Madame la présidente, monsieur le garde des sceaux, mes chers collègues, la proposition de loi que nous examinons, et pour laquelle le Gouvernement a engagé la procédure accélérée, vise à instaurer des mesures de sûreté à l’encontre des auteurs d’infractions terroristes à l’issue de leur peine. Si nous partageons pleinement l’objectif du texte, nous avons quelques réserves sur les moyens prévus pour l’atteindre.
Dans son avis, le Conseil d’État réalise une prestation d’équilibriste en dissertant sur la nature des mesures envisagées. S’agit-il véritablement de mesures de sûreté ou bien de sanctions pénales ? Ont-elles pour objectif d’empêcher la commission d’infractions futures ou bien de sanctionner les crimes déjà perpétrés ?
Le Conseil d’État reconnaît que, en raison de l’empilement des dispositifs en la matière, la frontière entre peine et mesure de sûreté n’est « pas toujours nette ».
Ces débats ne passionnent peut-être pas les foules, mais ils sont capitaux, car ils conditionnent la validité constitutionnelle des dispositions que nous examinons.
Le Conseil d’État indique ensuite que les mesures envisagées concerneraient deux catégories de personnes : d’une part, les individus condamnés avant 2016, date à laquelle la peine complémentaire du suivi socio-judiciaire est devenue applicable aux infractions terroristes ; d’autre part, les individus condamnés depuis cette date, mais qui l’ont été par un jury populaire de cour d’assises.
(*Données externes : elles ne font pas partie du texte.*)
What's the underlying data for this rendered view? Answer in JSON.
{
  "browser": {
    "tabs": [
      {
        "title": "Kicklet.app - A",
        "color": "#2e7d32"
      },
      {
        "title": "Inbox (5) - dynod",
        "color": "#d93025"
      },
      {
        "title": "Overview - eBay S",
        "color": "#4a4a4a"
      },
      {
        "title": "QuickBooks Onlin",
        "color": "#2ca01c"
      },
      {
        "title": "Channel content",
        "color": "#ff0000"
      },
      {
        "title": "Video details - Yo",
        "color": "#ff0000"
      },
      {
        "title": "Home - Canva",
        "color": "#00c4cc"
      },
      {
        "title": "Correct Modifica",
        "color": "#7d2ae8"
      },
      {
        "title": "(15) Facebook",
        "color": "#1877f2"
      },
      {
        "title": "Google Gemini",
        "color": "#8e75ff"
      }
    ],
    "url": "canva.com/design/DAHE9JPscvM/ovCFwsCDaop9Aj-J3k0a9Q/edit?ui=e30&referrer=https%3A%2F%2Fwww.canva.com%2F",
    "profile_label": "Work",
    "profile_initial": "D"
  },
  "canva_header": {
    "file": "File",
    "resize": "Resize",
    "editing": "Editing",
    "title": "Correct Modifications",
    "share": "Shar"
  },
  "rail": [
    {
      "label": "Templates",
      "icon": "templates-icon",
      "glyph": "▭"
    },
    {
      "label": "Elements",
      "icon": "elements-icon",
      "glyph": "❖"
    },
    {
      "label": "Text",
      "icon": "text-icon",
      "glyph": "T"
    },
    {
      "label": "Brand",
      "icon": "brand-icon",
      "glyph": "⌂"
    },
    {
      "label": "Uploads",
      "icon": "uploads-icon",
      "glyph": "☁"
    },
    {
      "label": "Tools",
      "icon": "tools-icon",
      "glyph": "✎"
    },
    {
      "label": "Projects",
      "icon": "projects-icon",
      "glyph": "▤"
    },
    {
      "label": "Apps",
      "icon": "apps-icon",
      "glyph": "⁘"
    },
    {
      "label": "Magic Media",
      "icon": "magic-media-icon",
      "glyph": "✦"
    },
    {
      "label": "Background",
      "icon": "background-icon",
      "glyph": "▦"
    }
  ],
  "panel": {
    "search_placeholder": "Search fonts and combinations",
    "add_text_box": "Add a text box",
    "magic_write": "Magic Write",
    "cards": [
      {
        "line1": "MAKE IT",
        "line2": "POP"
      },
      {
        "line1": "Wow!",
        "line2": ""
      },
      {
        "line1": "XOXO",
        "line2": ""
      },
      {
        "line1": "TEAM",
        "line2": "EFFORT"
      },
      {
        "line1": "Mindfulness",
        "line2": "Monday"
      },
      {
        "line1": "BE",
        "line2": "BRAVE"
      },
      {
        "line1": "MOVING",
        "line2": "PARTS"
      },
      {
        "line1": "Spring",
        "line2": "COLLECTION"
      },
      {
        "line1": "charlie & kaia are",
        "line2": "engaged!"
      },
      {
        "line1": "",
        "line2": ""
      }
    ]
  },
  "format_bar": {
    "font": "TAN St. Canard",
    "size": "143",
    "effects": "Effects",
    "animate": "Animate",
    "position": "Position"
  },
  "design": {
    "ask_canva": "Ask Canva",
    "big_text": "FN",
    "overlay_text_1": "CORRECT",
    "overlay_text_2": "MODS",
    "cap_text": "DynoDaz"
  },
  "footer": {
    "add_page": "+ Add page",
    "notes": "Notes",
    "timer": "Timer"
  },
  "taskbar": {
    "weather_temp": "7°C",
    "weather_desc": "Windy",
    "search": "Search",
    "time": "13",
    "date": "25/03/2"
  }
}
Et apparemment de tels jurys ne recourraient pas suffisamment à cette peine.
Voilà qui appelle deux observations.
Premièrement, les mesures de sûreté rétroactives qui nous sont proposées ont en réalité vocation à remplir la fonction du suivi socio-judiciaire, qui, lui, est une peine et ne devrait donc pas être rétroactif.
Deuxièmement, il ne nous paraît pas souhaitable de remettre en cause la justice rendue au nom du peuple français et par le peuple français.
Monsieur le garde des sceaux, nous connaissons votre attachement aux jurys populaires, et nous le partageons. Il nous semble important de conserver l’existence et la légitimité de ces derniers.
Le deuxième article de la proposition de loi aurait pour effet de rendre le suivi socio-judiciaire quasiment automatique, ce qui soulève des questions quant à la personnalisation des peines.
Jacqueline Eustache-Brinio, rapporteure, a réalisé un travail remarquable, que je salue. La commission a tenté de renforcer au mieux la conformité du texte à la Constitution. La proposition de loi risque effectivement de porter atteinte à des principes essentiels de notre État de droit.
Le renforcement de la sécurité ne paraît pas certain. Sur le fond, les mesures proposées s’ajouteraient à un arsenal juridique déjà bien fourni et ne semblent pas apporter un meilleur niveau de sécurité.
Depuis 1986, plus d’une quinzaine de lois contre le terrorisme ont été adoptées. Cette inflation législative n’est pas bonne pour la sécurité juridique de notre pays. Nous faisons aujourd’hui face à l’une de ses conséquences : la multiplication des dispositifs particuliers, des mesures exceptionnelles, a laissé des angles morts, qu’on essaie bien sûr de corriger par d’autres mesures exceptionnelles.
Cette tentative de rattrapage risque néanmoins de s’effectuer au détriment de nos concitoyens, d’abord parce qu’elle s’arrange difficilement avec nos principes juridiques fondamentaux ; ensuite, comme le Conseil d’État l’a rappelé, parce que la complexité nuit à l’efficacité de l’action de l’État ; enfin, parce qu’elle pourrait laisser penser qu’elle répond à la nécessité de la lutte antiterroriste quand les agents qui sont affectés à celle-ci ont avant tout besoin de plus de moyens.
Les mesures de sûreté comportent toujours un risque d’arbitraire. L’évaluation de la particulière dangerosité du condamné est une opération délicate et problématique. Le risque de récidive n’est pas la récidive.
La liberté fait intrinsèquement courir le risque de la récidive, comme elle fait plus généralement courir celui de la commission d’infractions.